Next American City spoke with Despommier about what vertical farms would mean for cities and for the globe.
Meet Farming’s Future
By Hamida Kinge
Feb 19th, 2009
Next American City
The way skeptics see it, Dickson Despommier has a lot of explaining to do: He’s got big plans for the future of farming. By 2050, the planet will have to feed three billion additional mouths, and traditional farms, which threaten food security by deforestation, the use of fossil fuels and ecosystem destruction, will not be able to hack it. Dr. Despommier, an environmental health scientist at Columbia University, believes the answer lies in the vertical farm, a glass-walled structure that can be designed as tall as a typical skyscraper, and can be located inside city bounds or around city limits.

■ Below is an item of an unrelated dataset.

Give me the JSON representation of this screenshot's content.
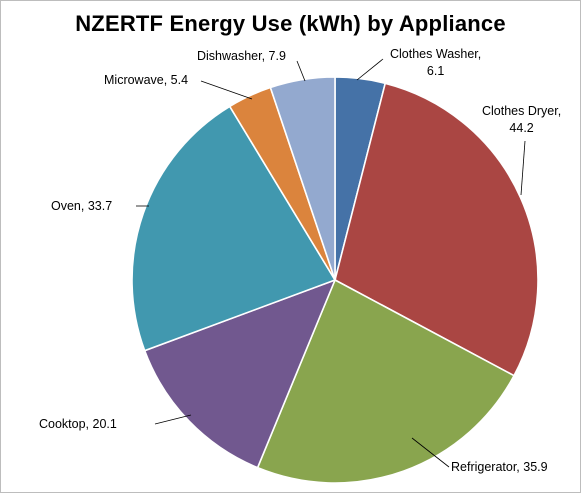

It sounds quixotic at first, and Despommier readily admits that there is much he cannot answer until he secures funding to build a prototype. But he asserts that every process used in a vertical farm, from the agricultural to the mechanical, has been implemented in some capacity elsewhere, so there are no new mechanics or science involved. Still, vertical farms would be incredibly complex to build and operate, and consequently carry an enormous price tag, which is the main complaint of critics. The farms would also require accessory structures, like labs and seedling nurseries. Despommier intends the energy used by a vertical farm to be self-generating: Plant and waste-water solids would be incinerated to generate electricity. The host city’s gray water would be remediated and infused with nutrients to grow crops, a soil-less process called hydroponics. If the gray water plan works, it could save a city like New York – which dumps a billion gallons of remediated gray water into the Hudson each day – a lot of water and, consequently, a lot of money.